In conclusion, long-acting monoclonal antibodies (LAMA) and maternal vaccines would substantially reduce costs of program delivery compared to palivizumab. In particular, switching from palivizumab to LAMA with the characteristics of nirsevimab in RSV immunization programs would be cost-effective or even cost-saving without increasing RSV-associated hospitalizations, especially in remote communities with limited access to healthcare. Furthermore, utilizing single-dose LAMA reduces the logistical challenges associated with multiple injections of palivizumab, and would likely increase uptake of RSV immunization.

Funding

This work was funded by the Canadian Institutes of Health Research and the Public Health Agency of Canada through the Canadian Immunization Research Network. The funders had no role in the study design, analysis, interpretation of the results, or decision to publish.

Contributors

SMM, JML and SAH were responsible for conception and design. SN and AS developed the model and performed simulations for effectiveness and cost-effectiveness analyses. JML and SN parameterized the model and contributed to collection of data and resources. SN and SMM drafted the manuscript. All authors analyzed and interpreted the results. All authors contributed to writing and revising the manuscript for accuracy of its content and approved its publication.

Data sharing statement

Data were collected from publicly available sources. All codes used for agent-based simulation and ICER analysis/estimation are available at: https://github.com/ABM-Lab/RSV_ABM-Lab.

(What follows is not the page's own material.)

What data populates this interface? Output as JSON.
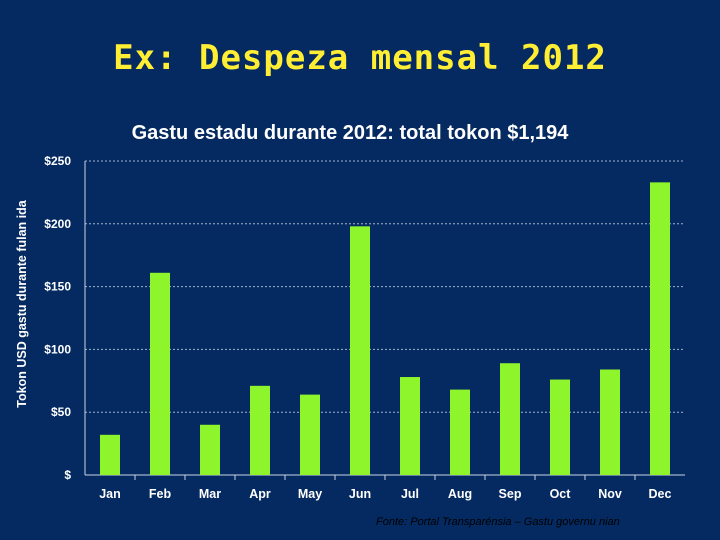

Declaration of Competing Interest

Dr. Langley reports grants from Canadian Immunization Research Network, during the conduct of the study; grants from Pfizer, grants from MedImmune, grants from Sanofi-Pasteur, grants from VBI, grants from VIDO-Intervac, grants from Entos, grants from CanSino, grants from Biologics, grants from GlaxoSmithKline, grants from Merck, grants from AstraZeneca, grants from NovaVax, outside the submitted work. Dr. Nourbakhsh has nothing to disclose. Dr. Shoukat has nothing to disclose. Dr. Zhang has nothing to disclose. Dr. Poliquin has nothing to disclose. Dr. Halperin has nothing to disclose. Dr. Sheffield has nothing to disclose. Dr. Halperin has nothing to disclose. Dr. Moghadas has nothing to disclose.